Lastly, consider that Lindblad stock has a forward price-to-sales ratio of 0.63x, which suggests that absolute value is in store. Market-based headwinds can have a temporary impact, but key metrics imply that LIND stock is a recovery play of note!
Royal Caribbean Cruises (RCL)
I’ve tracked Royal Caribbean (NYSE:RCL) closely, partially because I’m interested in booking a cruise and also because I’m impressed by its stock.
CCL stock has risen nearly 3% in the past month, sending it above its 10-, 50-, 100-, and 200-day moving averages. However, given the broad-based stock market headwinds, a break in its trend-line will likely occur. A slight drawdown would provide investors with an excellent contrarian investment opportunity; here’s why.
I want to start by saying that Royal Caribbean’s primary influencing variables are aligned. For instance, the firm upgraded its guidance last month due to a strong wave season that led to net yields of 19.3%. This led to Royal Caribbean setting its full-year earning-per-share guidance between $10.7 and $10.9, significantly higher than the street’s $10 consensus.
Furthermore, Royal Caribbean has best-in-class profitability metrics, allowing it to exercise economies of scale. For example, Royal Caribbean’s return on common equity ratio of 52.61% is approximately 3.63x above the sector median. I cannot stress Royal Caribbean’s profitability metrics enough, as they contribute to “throughout the economic cycle” shareholder returns.

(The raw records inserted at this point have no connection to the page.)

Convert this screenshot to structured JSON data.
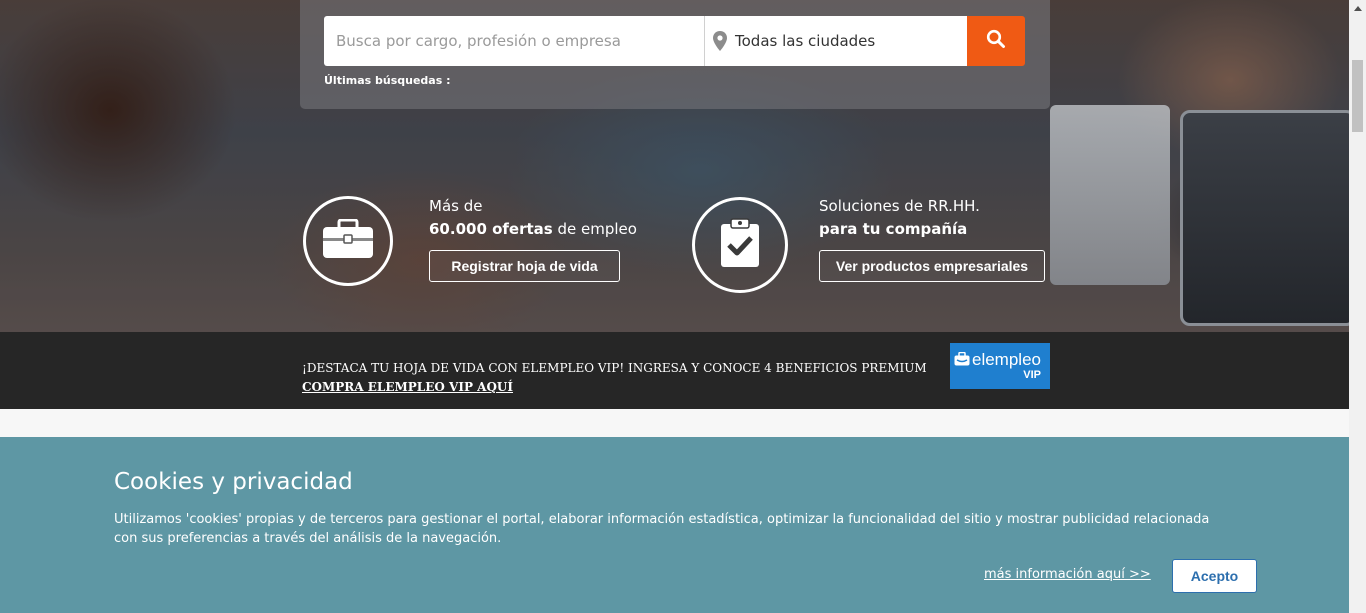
{
  "search": {
    "keyword_placeholder": "Busca por cargo, profesión o empresa",
    "city_value": "Todas las ciudades",
    "recent_label": "Últimas búsquedas :",
    "button_color": "#f05a14"
  },
  "features": [
    {
      "line1": "Más de",
      "line2_bold": "60.000 ofertas",
      "line2_rest": " de empleo",
      "button": "Registrar hoja de vida",
      "icon": "briefcase-icon"
    },
    {
      "line1": "Soluciones de RR.HH.",
      "line2_bold": "para tu compañía",
      "button": "Ver productos empresariales",
      "icon": "clipboard-check-icon"
    }
  ],
  "vip": {
    "headline": "¡DESTACA TU HOJA DE VIDA CON ELEMPLEO VIP! INGRESA Y CONOCE 4 BENEFICIOS PREMIUM",
    "link": "COMPRA ELEMPLEO VIP AQUÍ",
    "logo_text": "elempleo",
    "logo_sub": "VIP",
    "logo_color": "#1f7fcf"
  },
  "cookie": {
    "title": "Cookies y privacidad",
    "body": "Utilizamos 'cookies' propias y de terceros para gestionar el portal, elaborar información estadística, optimizar la funcionalidad del sitio y mostrar publicidad relacionada con sus preferencias a través del análisis de la navegación.",
    "more_link": "más información aquí >>",
    "accept": "Acepto",
    "background": "#5e97a4"
  }
}
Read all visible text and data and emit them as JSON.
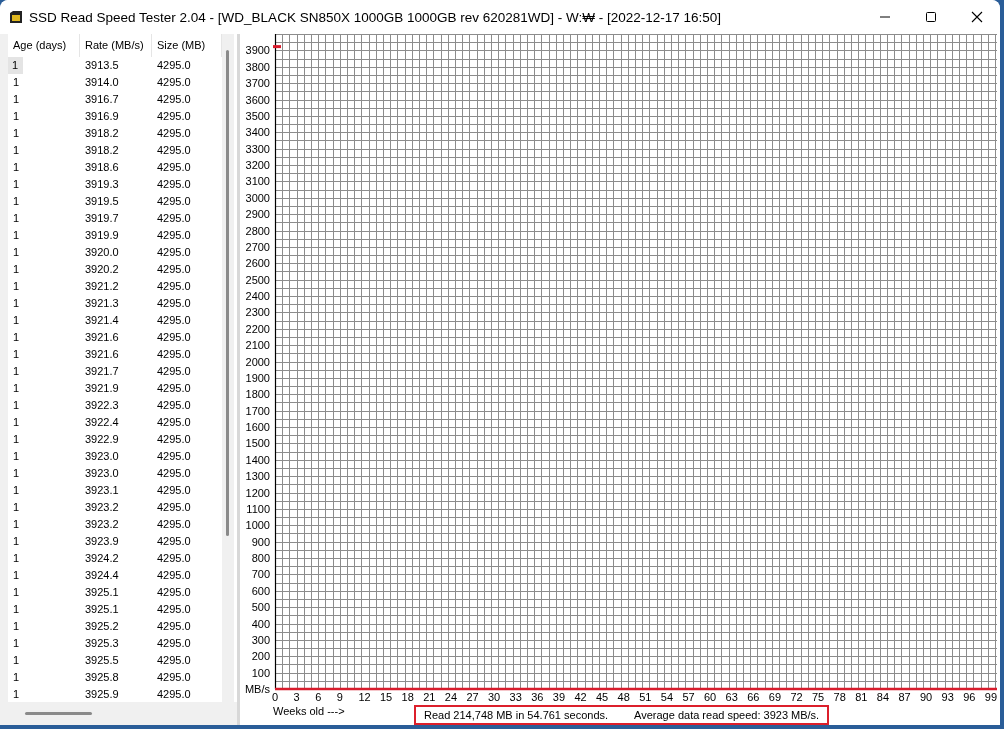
{
  "window": {
    "title": "SSD Read Speed Tester 2.04 - [WD_BLACK SN850X 1000GB 1000GB rev 620281WD] - W:₩ - [2022-12-17 16:50]"
  },
  "list": {
    "columns": [
      "Age (days)",
      "Rate (MB/s)",
      "Size (MB)"
    ],
    "rows": [
      {
        "cells": [
          "1",
          "3913.5",
          "4295.0"
        ],
        "selected": true
      },
      {
        "cells": [
          "1",
          "3914.0",
          "4295.0"
        ],
        "selected": false
      },
      {
        "cells": [
          "1",
          "3916.7",
          "4295.0"
        ],
        "selected": false
      },
      {
        "cells": [
          "1",
          "3916.9",
          "4295.0"
        ],
        "selected": false
      },
      {
        "cells": [
          "1",
          "3918.2",
          "4295.0"
        ],
        "selected": false
      },
      {
        "cells": [
          "1",
          "3918.2",
          "4295.0"
        ],
        "selected": false
      },
      {
        "cells": [
          "1",
          "3918.6",
          "4295.0"
        ],
        "selected": false
      },
      {
        "cells": [
          "1",
          "3919.3",
          "4295.0"
        ],
        "selected": false
      },
      {
        "cells": [
          "1",
          "3919.5",
          "4295.0"
        ],
        "selected": false
      },
      {
        "cells": [
          "1",
          "3919.7",
          "4295.0"
        ],
        "selected": false
      },
      {
        "cells": [
          "1",
          "3919.9",
          "4295.0"
        ],
        "selected": false
      },
      {
        "cells": [
          "1",
          "3920.0",
          "4295.0"
        ],
        "selected": false
      },
      {
        "cells": [
          "1",
          "3920.2",
          "4295.0"
        ],
        "selected": false
      },
      {
        "cells": [
          "1",
          "3921.2",
          "4295.0"
        ],
        "selected": false
      },
      {
        "cells": [
          "1",
          "3921.3",
          "4295.0"
        ],
        "selected": false
      },
      {
        "cells": [
          "1",
          "3921.4",
          "4295.0"
        ],
        "selected": false
      },
      {
        "cells": [
          "1",
          "3921.6",
          "4295.0"
        ],
        "selected": false
      },
      {
        "cells": [
          "1",
          "3921.6",
          "4295.0"
        ],
        "selected": false
      },
      {
        "cells": [
          "1",
          "3921.7",
          "4295.0"
        ],
        "selected": false
      },
      {
        "cells": [
          "1",
          "3921.9",
          "4295.0"
        ],
        "selected": false
      },
      {
        "cells": [
          "1",
          "3922.3",
          "4295.0"
        ],
        "selected": false
      },
      {
        "cells": [
          "1",
          "3922.4",
          "4295.0"
        ],
        "selected": false
      },
      {
        "cells": [
          "1",
          "3922.9",
          "4295.0"
        ],
        "selected": false
      },
      {
        "cells": [
          "1",
          "3923.0",
          "4295.0"
        ],
        "selected": false
      },
      {
        "cells": [
          "1",
          "3923.0",
          "4295.0"
        ],
        "selected": false
      },
      {
        "cells": [
          "1",
          "3923.1",
          "4295.0"
        ],
        "selected": false
      },
      {
        "cells": [
          "1",
          "3923.2",
          "4295.0"
        ],
        "selected": false
      },
      {
        "cells": [
          "1",
          "3923.2",
          "4295.0"
        ],
        "selected": false
      },
      {
        "cells": [
          "1",
          "3923.9",
          "4295.0"
        ],
        "selected": false
      },
      {
        "cells": [
          "1",
          "3924.2",
          "4295.0"
        ],
        "selected": false
      },
      {
        "cells": [
          "1",
          "3924.4",
          "4295.0"
        ],
        "selected": false
      },
      {
        "cells": [
          "1",
          "3925.1",
          "4295.0"
        ],
        "selected": false
      },
      {
        "cells": [
          "1",
          "3925.1",
          "4295.0"
        ],
        "selected": false
      },
      {
        "cells": [
          "1",
          "3925.2",
          "4295.0"
        ],
        "selected": false
      },
      {
        "cells": [
          "1",
          "3925.3",
          "4295.0"
        ],
        "selected": false
      },
      {
        "cells": [
          "1",
          "3925.5",
          "4295.0"
        ],
        "selected": false
      },
      {
        "cells": [
          "1",
          "3925.8",
          "4295.0"
        ],
        "selected": false
      },
      {
        "cells": [
          "1",
          "3925.9",
          "4295.0"
        ],
        "selected": false
      }
    ]
  },
  "chart": {
    "chart_data": {
      "type": "scatter",
      "xlabel": "Weeks old --->",
      "x": [
        0
      ],
      "series": [
        {
          "color": "#d81c2c",
          "values": [
            3923
          ]
        }
      ],
      "xlim": [
        0,
        100
      ],
      "ylim": [
        0,
        4000
      ],
      "xticks": [
        0,
        3,
        6,
        9,
        12,
        15,
        18,
        21,
        24,
        27,
        30,
        33,
        36,
        39,
        42,
        45,
        48,
        51,
        54,
        57,
        60,
        63,
        66,
        69,
        72,
        75,
        78,
        81,
        84,
        87,
        90,
        93,
        96,
        99
      ],
      "grid": true,
      "yticks": [
        {
          "value": 0,
          "label": "MB/s"
        },
        100,
        200,
        300,
        400,
        500,
        600,
        700,
        800,
        900,
        1000,
        1100,
        1200,
        1300,
        1400,
        1500,
        1600,
        1700,
        1800,
        1900,
        2000,
        2100,
        2200,
        2300,
        2400,
        2500,
        2600,
        2700,
        2800,
        2900,
        3000,
        3100,
        3200,
        3300,
        3400,
        3500,
        3600,
        3700,
        3800,
        3900
      ]
    }
  },
  "status_bar": {
    "summary": "Read 214,748 MB in 54.761 seconds.",
    "average": "Average data read speed: 3923 MB/s."
  }
}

Lastly, Royal Caribbean’s stock is well-placed from a capital markets perspective. As an example, RCL’s forward price-to-earnings ratio of 13.13x is at a sector median discount of about 17%.
RCL stock is a gem!
On the date of publication, Steve Booyens did not hold (either directly or indirectly) any positions in the securities mentioned in this article. The opinions expressed in this article are those of the writer, subject to the InvestorPlace.com Publishing Guidelines.